Ordered that the judgment is affirmed.
The County Court correctly determined that the People were ready for trial within the statutorily prescribed six-month period from the filing of the felony complaint (see, People v Osgood, 52 NY2d 37, 43). Contrary to the defendant’s contention, the County Court properly excluded the three-day period from August 31, 1991, to September 3, 1991. This delay was a reasonable period of time which elapsed for the purposes of assigning counsel and was not attributable to the People (see, People v Middlemiss, 198 AD2d 755; People v Parker, 186 AD2d 593; People v Greene, 134 AD2d 612; cf., People v Cortes, 80 NY2d 201).

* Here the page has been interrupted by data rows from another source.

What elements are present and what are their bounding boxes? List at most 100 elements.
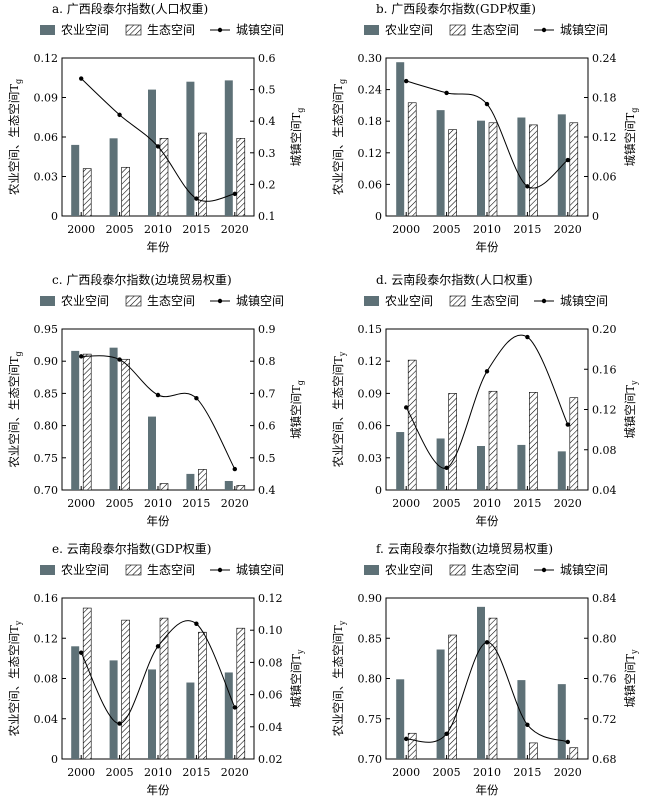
y-tick-label: 0.09 (358, 387, 383, 400)
point-urban (117, 721, 122, 726)
y2-tick-label: 0.1 (258, 210, 276, 223)
legend-label-agri: 农业空间 (385, 23, 433, 37)
bar-eco (82, 353, 92, 491)
y2-tick-label: 0.68 (592, 753, 617, 766)
y2-axis-label-sub: g (296, 108, 305, 113)
point-urban (525, 184, 530, 189)
bar-agri (71, 646, 80, 759)
y-axis-label-main: 农业空间、生态空间T (7, 356, 21, 467)
y-axis-label-sub: y (14, 620, 23, 626)
legend: 农业空间 生态空间 城镇空间 (364, 563, 608, 577)
point-urban (444, 465, 449, 471)
y2-tick-label: 0.06 (592, 171, 617, 184)
y-tick-label: 0.70 (358, 753, 383, 766)
bar-eco (198, 469, 207, 491)
legend-swatch-eco (125, 24, 142, 36)
y-tick-label: 0.75 (358, 713, 383, 726)
bar-eco (159, 617, 169, 760)
legend: 农业空间 生态空间 城镇空间 (364, 23, 608, 37)
y2-axis-label-main: 城镇空间T (289, 112, 303, 166)
panel-5: f. 云南段泰尔指数(边境贸易权重) 农业空间 生态空间 城镇空间 0.70 0.75 0.… (331, 541, 639, 797)
bar-eco (529, 124, 538, 217)
point-urban (232, 191, 237, 197)
y-tick-label: 0 (375, 210, 382, 223)
y-tick-label: 0.15 (358, 323, 383, 336)
bar-eco (121, 358, 130, 491)
panel-4: e. 云南段泰尔指数(GDP权重) 农业空间 生态空间 城镇空间 0 0.04 0.08 0.… (7, 541, 305, 797)
y2-tick-label: 0.06 (258, 689, 283, 702)
point-urban (232, 705, 237, 710)
y-tick-label: 0.95 (34, 323, 59, 336)
y2-tick-label: 0.04 (592, 484, 617, 497)
y2-tick-label: 0.02 (258, 753, 283, 766)
y2-tick-label: 0.08 (592, 444, 617, 457)
point-urban (404, 78, 409, 84)
y-tick-label: 0 (51, 753, 58, 766)
point-urban (155, 392, 161, 398)
y-tick-label: 0.08 (34, 673, 59, 686)
x-tick-label: 2020 (554, 223, 582, 236)
bar-eco (159, 138, 169, 217)
x-axis-label: 年份 (147, 514, 170, 528)
x-tick-label: 2000 (392, 766, 420, 779)
point-urban (404, 405, 409, 410)
y2-tick-label: 0.12 (258, 592, 283, 605)
legend-label-agri: 农业空间 (385, 294, 433, 308)
y2-tick-label: 0.12 (592, 404, 617, 417)
panel-3: d. 云南段泰尔指数(人口权重) 农业空间 生态空间 城镇空间 0 0.03 0.06 0.0… (331, 272, 639, 528)
x-tick-label: 2005 (106, 497, 134, 510)
legend-label-agri: 农业空间 (385, 563, 433, 577)
y2-tick-label: 0.16 (592, 363, 617, 376)
point-urban (484, 369, 490, 374)
x-axis-label: 年份 (147, 783, 170, 797)
y-tick-label: 0 (51, 210, 58, 223)
panel-title: d. 云南段泰尔指数(人口权重) (376, 272, 533, 287)
y2-tick-label: 0.08 (258, 656, 283, 669)
bar-agri (396, 62, 405, 216)
x-tick-label: 2000 (392, 497, 420, 510)
y2-axis-label-sub: y (630, 380, 639, 386)
bar-eco (82, 168, 92, 217)
y-axis-label: 农业空间、生态空间Ty (331, 351, 347, 467)
y2-tick-label: 0.20 (592, 323, 617, 336)
y-axis-label-sub: y (338, 620, 347, 626)
x-tick-label: 2005 (433, 223, 461, 236)
legend-label-urban: 城镇空间 (236, 23, 284, 37)
x-tick-label: 2010 (473, 497, 501, 510)
legend-swatch-agri (364, 565, 379, 575)
bar-eco (121, 619, 130, 760)
y2-tick-label: 0.4 (258, 484, 276, 497)
panel-title: e. 云南段泰尔指数(GDP权重) (52, 541, 211, 556)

On October 29, 1991, the defendant’s attorney requested a felony hearing and the matter was adjourned to November 12, 1991 for that purpose. The court properly excluded this period (see, CPL 30.30 [4] [b]).
Where the People make no objection to a CPL 210.30 motion seeking inspection of the Grand Jury minutes, the People’s obligation to produce the minutes within a reasonable time begins to run from the date the defendant’s CPL 210.30 motion is made (see, People v Harris, 82 NY2d 409). The defendant filed his motion on April 7, 1992. The People consented to the inspection in their response papers dated April 22, 1992, and promptly ordered the Grand Jury minutes.
*499The People received and delivered the minutes to the defendant on or about May 12, 1992. This 35-day period is reasonable under the circumstances and not chargeable to the People. The period between May 13, 1992 and May 20, 1992, during which the court was deciding an issue concerning the Grand Jury minutes was also properly excluded (see, People v Moorehead, 61 NY2d 851; People v Robinson, 171 AD2d 475).
Accordingly, the People were ready well within the statutory period and not in violation of CPL 30.30.
The defendant’s contention that the People failed to prove that the defendant had knowledge that he possessed 500 milligrams or more of cocaine is unpreserved for appellate review (see, People v Hill, 85 NY2d 256; People v Logan, 74 NY2d 859; People v Smalls, 208 AD2d 778; People v Okehoffurum, 201 AD2d 508), and we decline to review it in the exercise of our interest of justice jurisdiction. Bracken, J. P., Rosenblatt, O’Brien and Hart, JJ., concur.